At May 4, 2009 at 11:38 AM , Anonymous Tori said...

I have never met or known any of the victims of the shooting from two Saturdays ago, but I found myself on Saturday night not able to go to sleep because I couldn't stop thinking about them. I have been following the news stories online rather diligently and someone had posted a link to a video on FoxNews.com, where there is an aerial view of the site from that day, and you can see one of the victims about to be placed in a body bag. DON'T LOOK. I wish I hadn't. I couldn't overcome the curiosity, like seeing a car accident, I had to look. I wish so much that I hadn't. It has haunted me more than I ever thought possible. I can't imagine to actually know these people and their loved ones, and think about how much worse it could make me feel.

I know you don't know what to say, but I think if you said something to her, it would touch her deeply.
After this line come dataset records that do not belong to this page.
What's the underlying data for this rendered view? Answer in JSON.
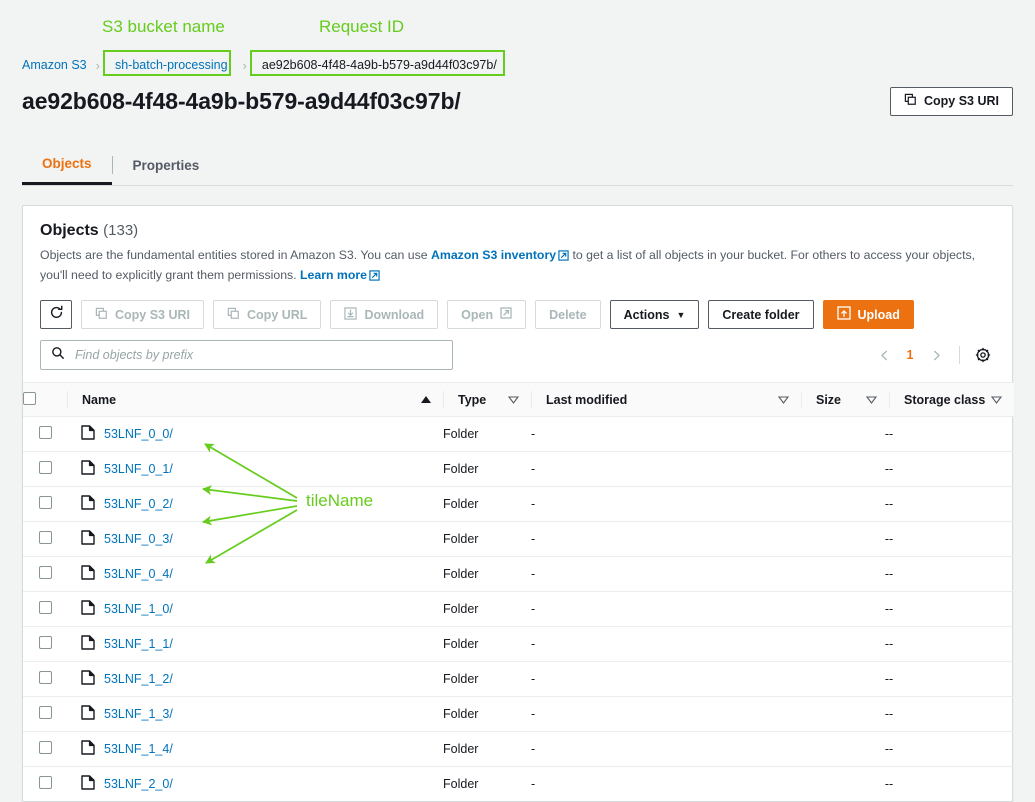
{
  "breadcrumb": {
    "root_label": "Amazon S3",
    "bucket_label": "sh-batch-processing",
    "current_label": "ae92b608-4f48-4a9b-b579-a9d44f03c97b/",
    "separator": "›"
  },
  "header": {
    "title": "ae92b608-4f48-4a9b-b579-a9d44f03c97b/",
    "copy_uri_label": "Copy S3 URI"
  },
  "tabs": [
    {
      "label": "Objects",
      "active": true
    },
    {
      "label": "Properties",
      "active": false
    }
  ],
  "objects_panel": {
    "title": "Objects",
    "count": "(133)",
    "description_part1": "Objects are the fundamental entities stored in Amazon S3. You can use ",
    "inventory_link": "Amazon S3 inventory",
    "description_part2": " to get a list of all objects in your bucket. For others to access your objects, you'll need to explicitly grant them permissions. ",
    "learn_more_link": "Learn more"
  },
  "toolbar": {
    "refresh_label": "Refresh",
    "copy_s3_uri_label": "Copy S3 URI",
    "copy_url_label": "Copy URL",
    "download_label": "Download",
    "open_label": "Open",
    "delete_label": "Delete",
    "actions_label": "Actions",
    "actions_caret": "▼",
    "create_folder_label": "Create folder",
    "upload_label": "Upload"
  },
  "search": {
    "placeholder": "Find objects by prefix",
    "value": ""
  },
  "pagination": {
    "prev": "‹",
    "page": "1",
    "next": "›"
  },
  "table": {
    "columns": [
      "Name",
      "Type",
      "Last modified",
      "Size",
      "Storage class"
    ],
    "sort_column": "Name",
    "sort_direction": "asc",
    "rows": [
      {
        "name": "53LNF_0_0/",
        "type": "Folder",
        "last_modified": "-",
        "size": "-",
        "storage_class": "-"
      },
      {
        "name": "53LNF_0_1/",
        "type": "Folder",
        "last_modified": "-",
        "size": "-",
        "storage_class": "-"
      },
      {
        "name": "53LNF_0_2/",
        "type": "Folder",
        "last_modified": "-",
        "size": "-",
        "storage_class": "-"
      },
      {
        "name": "53LNF_0_3/",
        "type": "Folder",
        "last_modified": "-",
        "size": "-",
        "storage_class": "-"
      },
      {
        "name": "53LNF_0_4/",
        "type": "Folder",
        "last_modified": "-",
        "size": "-",
        "storage_class": "-"
      },
      {
        "name": "53LNF_1_0/",
        "type": "Folder",
        "last_modified": "-",
        "size": "-",
        "storage_class": "-"
      },
      {
        "name": "53LNF_1_1/",
        "type": "Folder",
        "last_modified": "-",
        "size": "-",
        "storage_class": "-"
      },
      {
        "name": "53LNF_1_2/",
        "type": "Folder",
        "last_modified": "-",
        "size": "-",
        "storage_class": "-"
      },
      {
        "name": "53LNF_1_3/",
        "type": "Folder",
        "last_modified": "-",
        "size": "-",
        "storage_class": "-"
      },
      {
        "name": "53LNF_1_4/",
        "type": "Folder",
        "last_modified": "-",
        "size": "-",
        "storage_class": "-"
      },
      {
        "name": "53LNF_2_0/",
        "type": "Folder",
        "last_modified": "-",
        "size": "-",
        "storage_class": "-"
      }
    ]
  },
  "annotations": {
    "color": "#66cc1e",
    "bucket_callout": "S3 bucket name",
    "request_callout": "Request ID",
    "tilename_callout": "tileName"
  }
}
Loss hurts. I lost my Pop a year ago and I'm still grieving over him everyday.

I don't know, sorry this got ramble-ish. No one really seems to be talking about these murders, and yet I'm finding in the aftermath that thoughts of the victims are keeping me up at night. It's so sad...

 
At May 4, 2009 at 1:29 PM , Anonymous Whimsy said...

I think you should contact her. I think you should tell her that she is lovely, that her husband was lovely, that your thoughts are with her, that you care for her.

Tell her all the small things that we say in these instances. They are never enough, but it is a thousand times worse not to say something.